Kepulan uap menyeret Puncak Timur dan cula badak ke dalam kolam kecil. Segera setelah itu, kepala teratai seperti giok larut menjadi aliran cairan dan menutupi cula tersebut. Material keras itu mulai melunak dan akhirnya berubah menjadi gumpalan gelatin yang menggeliat, yang berenang menuju Puncak Timur dan menempelkan dirinya.
Massa kolagen ini meresap masuk dan keluar dari bilah, seolah-olah ada pori-pori di dalam material tersebut. Material gelatin bening akan masuk dan keluar dengan bintik-bintik kotoran. Material yang bernoda akan tenggelam ke dasar kolam dan tidak pernah bergerak lagi.
Proses ini berlangsung selama seharian penuh.
Qianye menunggu dengan sabar dan memutuskan untuk berlatih kultivasi sambil menunggu. Pada saat material kolagen di kolam benar-benar habis, dia telah pulih ke kondisi puncaknya, dan semua pusaran asal di tubuhnya penuh hingga meluap. Karena tidak ada tempat lain untuk dituju, kekuatan asal yang baru dihasilkan akan berputar di sekitar tiga simpul asal yang tersisa. Dia mungkin akan menembus batas lagi setelah beberapa hari berlatih kultivasi.
Kolam kecil itu beriak saat daun teratai raksasa muncul bersama Puncak Timur dan tiba di depan Qianye.
Pada titik ini, bilah gelap East Peak telah menjadi agak ramping dan tepinya elegan. Pola hijau tua pada badannya merupakan transformasi alami tingkat tertinggi, tanpa jejak alat buatan manusia sama sekali.
Jika Puncak Timur sebelumnya adalah seorang pria kuat yang pemarah, pedang yang sekarang ini tampak bijaksana dan berani. Namun, Qianye tidak tahu apakah harus tertawa atau menangis ketika melihat pedang itu hampir sepanjang dua meter. Itu benar-benar terlalu panjang.
Entitas misterius itu sepertinya tahu apa yang dipikirkan Qianye. “Menurut perhitunganku, panjang ini paling cocok untuk makhluk sepertimu. Ini akan meningkatkan… efisiensimu dalam membunuh.”
Entitas misterius itu harus berusaha cukup keras untuk memikirkan kata efisiensi.
Qianye tahu bahwa senjata panjang seperti ini sangat bagus untuk pertarungan kelompok, menyapu gerombolan musuh dalam satu ayunan.

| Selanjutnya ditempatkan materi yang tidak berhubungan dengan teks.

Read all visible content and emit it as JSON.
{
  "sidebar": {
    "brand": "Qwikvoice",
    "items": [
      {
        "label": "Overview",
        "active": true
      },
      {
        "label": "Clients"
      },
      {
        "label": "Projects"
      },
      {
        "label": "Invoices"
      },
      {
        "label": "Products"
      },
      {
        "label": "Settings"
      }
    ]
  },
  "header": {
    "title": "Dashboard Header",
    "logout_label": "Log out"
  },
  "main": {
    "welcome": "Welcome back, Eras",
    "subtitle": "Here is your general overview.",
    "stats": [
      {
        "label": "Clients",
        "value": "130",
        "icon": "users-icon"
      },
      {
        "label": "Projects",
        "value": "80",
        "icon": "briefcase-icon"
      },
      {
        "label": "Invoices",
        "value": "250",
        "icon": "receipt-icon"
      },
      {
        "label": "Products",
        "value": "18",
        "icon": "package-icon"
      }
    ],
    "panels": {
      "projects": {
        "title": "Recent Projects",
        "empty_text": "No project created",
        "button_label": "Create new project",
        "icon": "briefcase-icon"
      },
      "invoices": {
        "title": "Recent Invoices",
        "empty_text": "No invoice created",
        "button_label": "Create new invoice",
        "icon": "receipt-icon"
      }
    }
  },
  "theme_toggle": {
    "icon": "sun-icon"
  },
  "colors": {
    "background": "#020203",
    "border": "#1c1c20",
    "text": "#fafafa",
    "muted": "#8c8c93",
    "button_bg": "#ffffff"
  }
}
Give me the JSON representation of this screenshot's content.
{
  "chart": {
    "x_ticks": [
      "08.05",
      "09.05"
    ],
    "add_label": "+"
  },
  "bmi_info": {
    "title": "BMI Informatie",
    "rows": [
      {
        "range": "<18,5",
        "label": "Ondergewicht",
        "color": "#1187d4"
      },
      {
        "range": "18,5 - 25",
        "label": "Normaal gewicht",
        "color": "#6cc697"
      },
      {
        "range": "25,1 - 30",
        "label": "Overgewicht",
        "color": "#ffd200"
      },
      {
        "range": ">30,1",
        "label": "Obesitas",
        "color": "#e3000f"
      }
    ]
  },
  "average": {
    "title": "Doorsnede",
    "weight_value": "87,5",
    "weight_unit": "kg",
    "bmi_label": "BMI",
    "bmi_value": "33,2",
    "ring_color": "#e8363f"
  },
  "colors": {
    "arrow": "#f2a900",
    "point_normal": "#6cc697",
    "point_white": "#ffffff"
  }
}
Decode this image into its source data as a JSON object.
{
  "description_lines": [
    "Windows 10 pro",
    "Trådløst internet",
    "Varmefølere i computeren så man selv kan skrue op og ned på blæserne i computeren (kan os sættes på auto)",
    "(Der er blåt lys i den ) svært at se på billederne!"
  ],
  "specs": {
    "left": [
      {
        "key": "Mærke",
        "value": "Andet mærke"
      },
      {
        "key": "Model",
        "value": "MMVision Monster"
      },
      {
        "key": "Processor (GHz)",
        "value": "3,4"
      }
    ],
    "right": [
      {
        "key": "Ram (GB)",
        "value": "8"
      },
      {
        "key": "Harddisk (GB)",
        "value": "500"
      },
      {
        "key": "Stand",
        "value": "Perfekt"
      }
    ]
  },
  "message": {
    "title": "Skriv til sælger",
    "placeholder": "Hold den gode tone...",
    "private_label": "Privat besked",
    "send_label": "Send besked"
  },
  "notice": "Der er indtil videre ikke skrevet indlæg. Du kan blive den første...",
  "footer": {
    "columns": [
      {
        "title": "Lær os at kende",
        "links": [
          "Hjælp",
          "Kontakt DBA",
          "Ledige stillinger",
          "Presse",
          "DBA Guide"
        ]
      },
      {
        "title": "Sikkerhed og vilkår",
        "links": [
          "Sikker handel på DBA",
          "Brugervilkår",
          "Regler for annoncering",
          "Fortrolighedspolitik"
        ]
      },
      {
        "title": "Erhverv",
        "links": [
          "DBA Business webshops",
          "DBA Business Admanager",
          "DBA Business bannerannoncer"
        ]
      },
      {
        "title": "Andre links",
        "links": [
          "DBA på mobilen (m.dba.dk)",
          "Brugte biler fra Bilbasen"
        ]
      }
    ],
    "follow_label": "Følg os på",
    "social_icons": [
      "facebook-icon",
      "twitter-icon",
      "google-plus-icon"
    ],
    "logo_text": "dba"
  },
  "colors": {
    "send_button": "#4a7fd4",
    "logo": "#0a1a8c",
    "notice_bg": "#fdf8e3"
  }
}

Bahkan melawan para ahli, dia bisa menggunakannya seperti tombak dan menghasilkan berbagai variasi di udara. Hanya saja dia harus melatih ulang banyak seni pedang berdasarkan Puncak Timur.
Qianye mengulurkan tangan untuk meraih gagang pedang dan mengangkatnya. Ia baru saja mengangkatnya beberapa saat sebelum pedang itu kembali turun.
Karena terkejut, dia mengerahkan lebih banyak tenaga untuk menjaga pedang tetap di tangannya. Pedang yang baru disempurnakan itu menjadi dua kali lebih berat dari sebelumnya. Senjata seberat itu sangat ampuh bahkan ketika digunakan sebagai senjata tumpul tanpa ujung yang tajam.
Qianye mencoba menyuntikkan kekuatan asal ke Puncak Timur dan menemukan bahwa prosesnya sangat lancar. Pola-pola di sepanjang tubuhnya menyala satu demi satu, memancarkan cahaya hijau kabur dan gumpalan uap dalam radius sepuluh meter. Pada saat yang sama, Qianye merasa segar dan bahkan pikirannya sedikit lebih cepat dari biasanya. Persepsinya juga menjadi lebih detail di area ini, sedemikian rupa sehingga dapat menembus tanah.
“Ternyata tempat ini memiliki wilayah kekuasaannya sendiri?” Qianye terkejut.
Cahaya hijau dari Puncak Timur tidak berbeda dengan sebuah domain. Setelah beberapa pengujian, Qianye menemukan dua kemampuan domain—satu untuk menenangkan jiwanya, membuatnya kurang rentan terhadap dorongan naluri dan dampak spiritual, dan yang lainnya untuk memperkuat persepsinya. Setidaknya dalam jangkauan cahaya hijau itu, tidak ada yang bisa menyergapnya. Meskipun jangkauan domain ini hanya sekitar sepuluh meter, bentuk peringatan apa pun lebih baik daripada tidak sama sekali.
Qianye mencoba menyalurkan kekuatan domainnya sendiri di atas dan menemukan cahaya hijau beriak di bawah kekuatan dahsyatnya. Cahaya itu mengalir bersama tekanan, dan tidak hanya tidak menghilang, tetapi radiusnya bahkan sedikit membesar.
Domain hijau ini tidak bertentangan dengan domain milik Qianye sendiri. Sebaliknya, bahkan ada efek sinergis yang akan meningkatkan nilainya.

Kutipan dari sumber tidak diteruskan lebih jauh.